This project depends on other projects available via pip, which will be installed automatically as required:
Required for all installations (pip install .
):
py
openbabel-wheel
Required to run the web app locally for a GUI experience (pip install .[gui]
):
Flask
requests
Required to run unit tests (pip install .[test]
):
pytest
coverage
Required to run unit tests on the web app (pip install .[gui-test]
):
selenium
webdriver_manager
In addition to the dependencies listed above, this project uses the assets made public by PSDI's common style project at https://github.com/PSDI-UK/psdi-common-style. The latest versions of these assets are copied to this project periodically (using the scripts in the scripts
directory). In case a future release of these assets causes a breaking change in this project, the file fetch-common-style.conf
can be modified to set a previous fixed version to download and use until this project is updated to work with the latest version of the assets.
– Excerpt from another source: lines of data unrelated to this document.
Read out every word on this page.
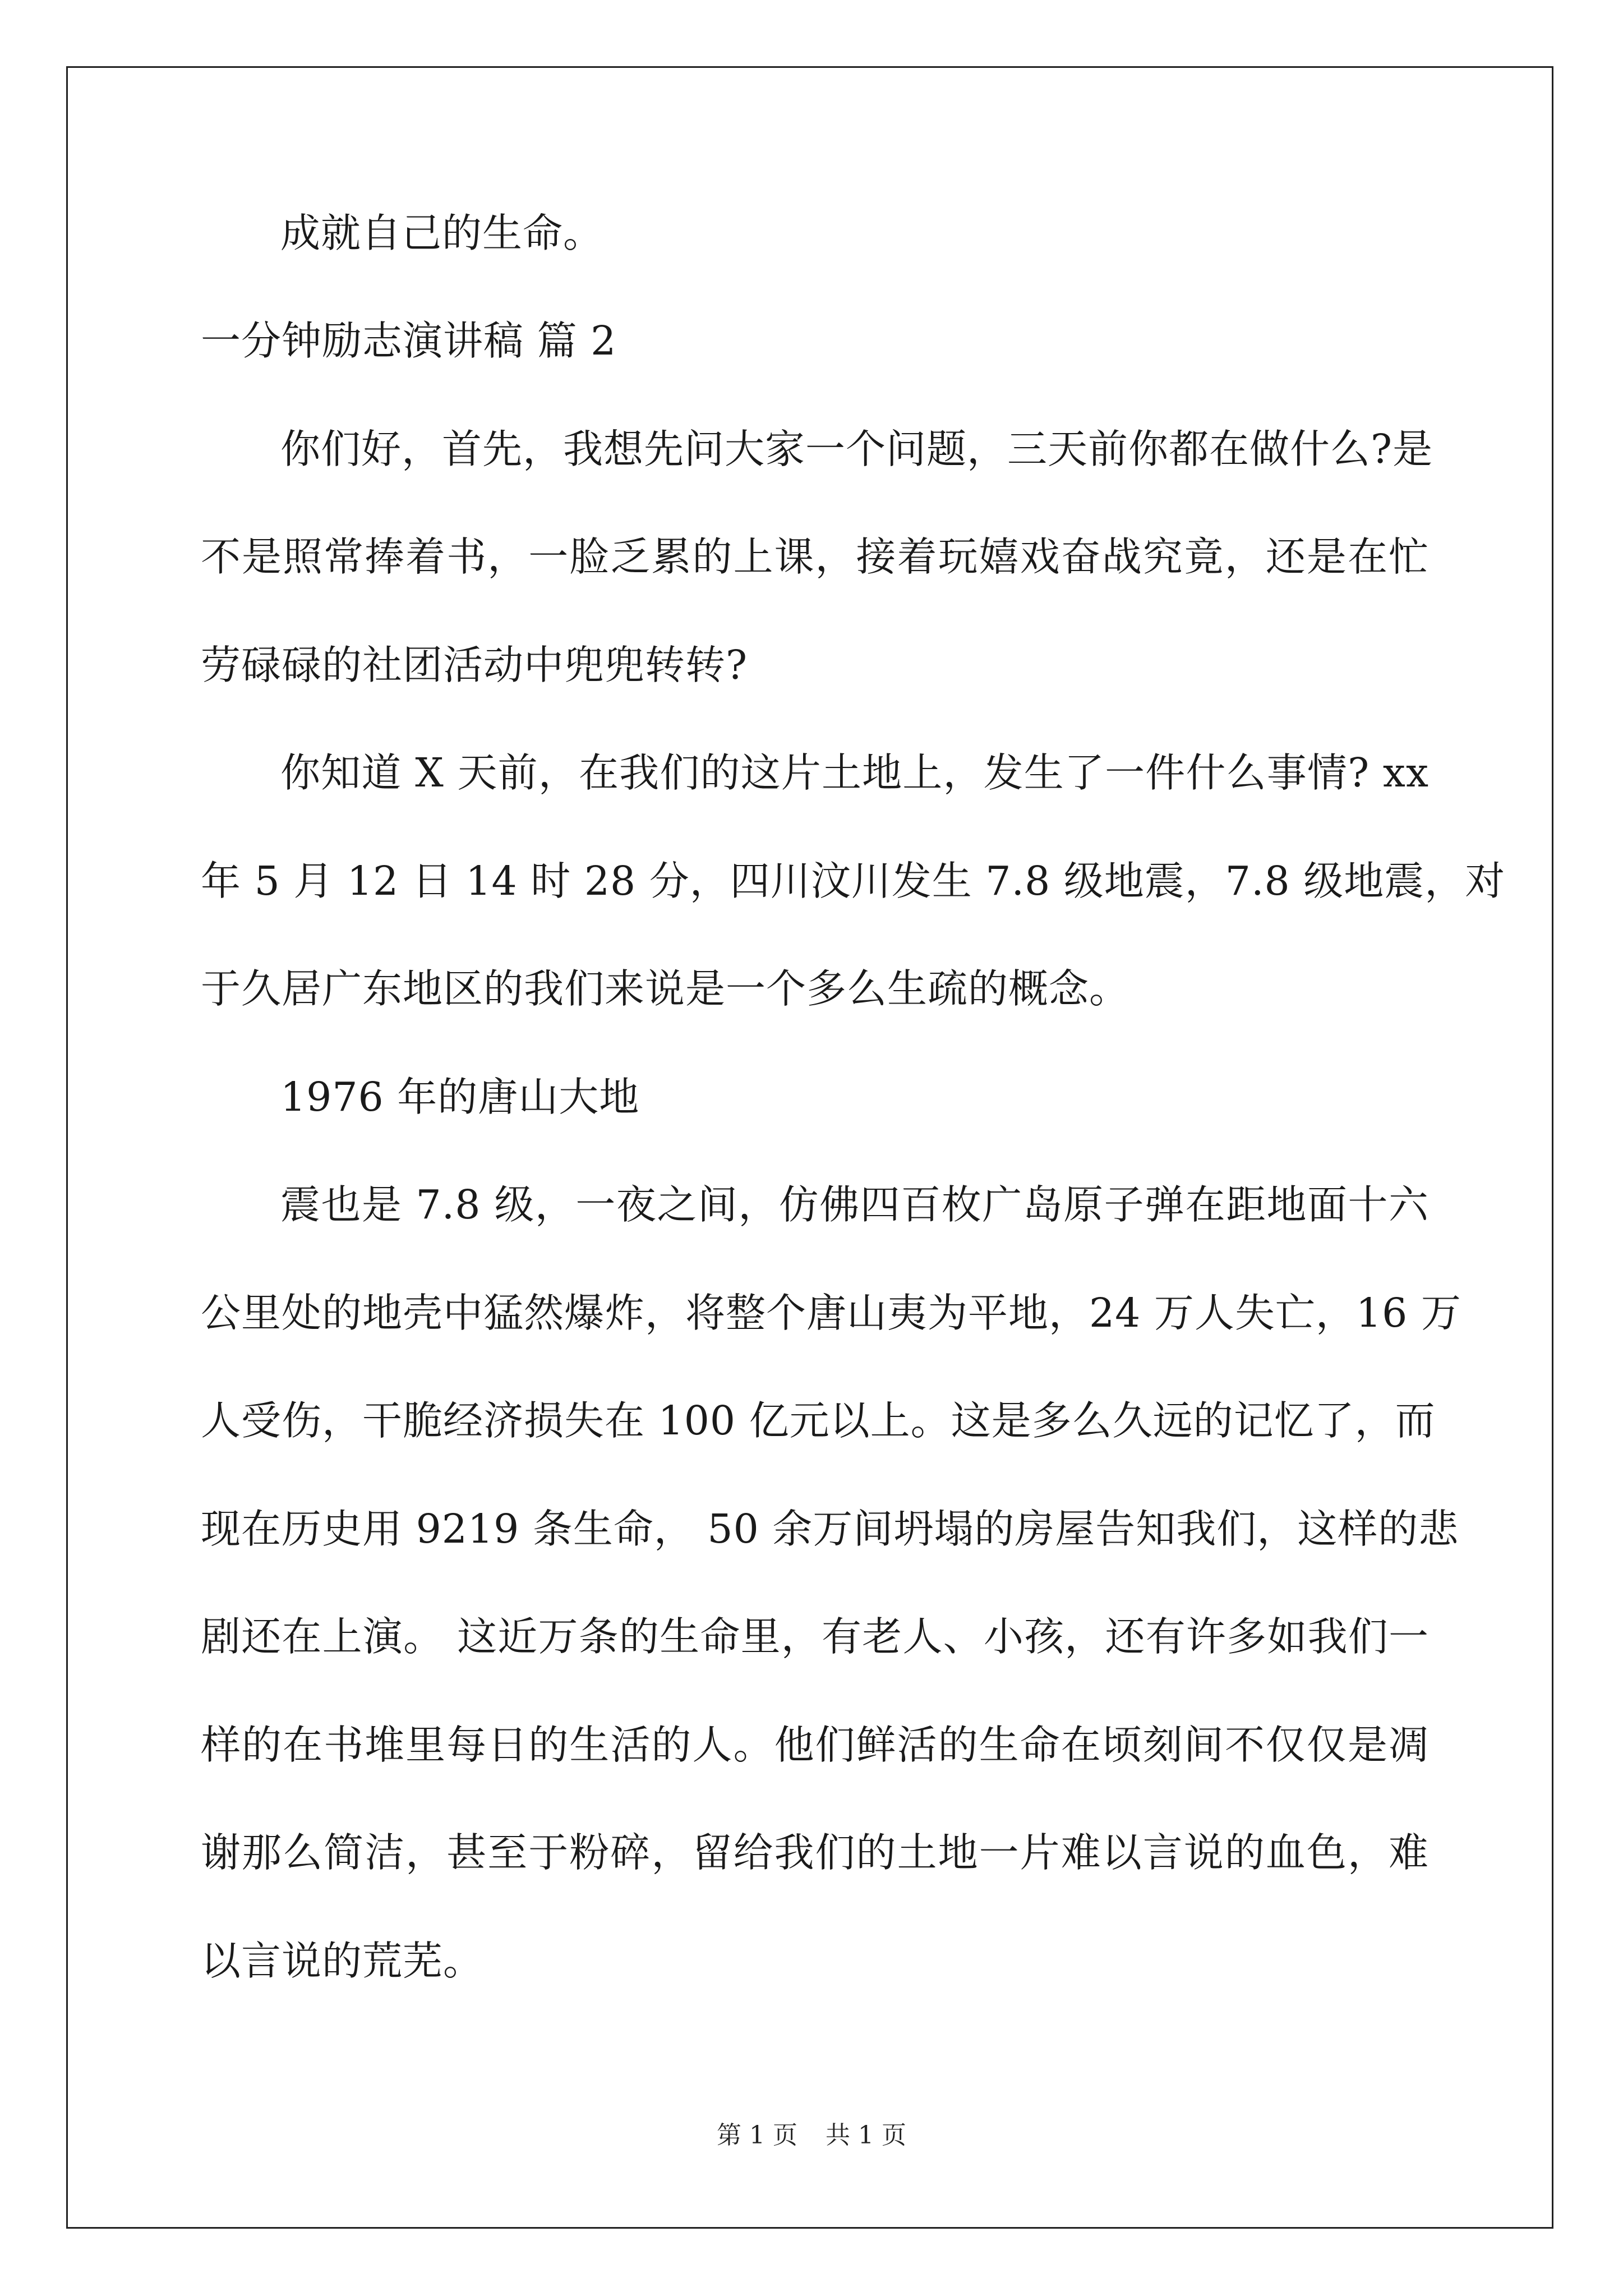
成就自己的生命。

一分钟励志演讲稿 篇 2

你们好，首先，我想先问大家一个问题，三天前你都在做什么?是

不是照常捧着书，一脸乏累的上课，接着玩嬉戏奋战究竟，还是在忙

劳碌碌的社团活动中兜兜转转?

你知道 X 天前，在我们的这片土地上，发生了一件什么事情? xx

年 5 月 12 日 14 时 28 分，四川汶川发生 7.8 级地震，7.8 级地震，对

于久居广东地区的我们来说是一个多么生疏的概念。

1976 年的唐山大地

震也是 7.8 级，一夜之间，仿佛四百枚广岛原子弹在距地面十六

公里处的地壳中猛然爆炸，将整个唐山夷为平地，24 万人失亡，16 万

人受伤，干脆经济损失在 100 亿元以上。这是多么久远的记忆了，而

现在历史用 9219 条生命， 50 余万间坍塌的房屋告知我们，这样的悲

剧还在上演。 这近万条的生命里，有老人、小孩，还有许多如我们一

样的在书堆里每日的生活的人。他们鲜活的生命在顷刻间不仅仅是凋

谢那么简洁，甚至于粉碎，留给我们的土地一片难以言说的血色，难

以言说的荒芜。

第 1 页 共 1 页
The CLA and Python library are installed together. This project is available on PyPI, and so can be installed via pip with:
pip install psdi-data-conversion
If you wish to install from source, this can be done most easily by cloning the project and then executing:
pip install .
from this project's directory. You can also replace the '.' in this command with the path to this project's directory to install it from elsewhere.
Note: This project uses git to determine the version number. If you clone the repository, you won't have to do anything special here, but if you get the source e.g. by extracting a release archive, you'll have to do one additional step before running the command above. If you have git installed, simply run git init
in the project directory and it will be able to install. Otherwise, edit the project's pyproject.toml
file to uncomment the line that sets a fixed version, and comment out the lines that set it up to determine the version from git - these are pointed out in the comments there.
Depending on your system, it may not be possible to install packages in this manner without creating a virtual environment to do so in. You can do this by first installing the venv
module for Python3 with e.g.:
sudo apt install python3-venv # Or equivalent for your distribution
You can then create and activate a virtual environment with:
python -m venv .venv # ".venv" here can be replaced with any name you desire for the virtual environment
source .venv/bin/activate
You should then be able to install this project. When you wish to deactivate the virtual environment, you can do so with the deactivate
command.
Once installed, the command-line script psdi-data-convert
will be made available, which can be called to either perform a data conversion or to get information about possible conversions and converters. You can see the full options for it by calling:
psdi-data-convert -h
This script has two modes of execution: Data conversion, and requesting information on possible conversions and converters.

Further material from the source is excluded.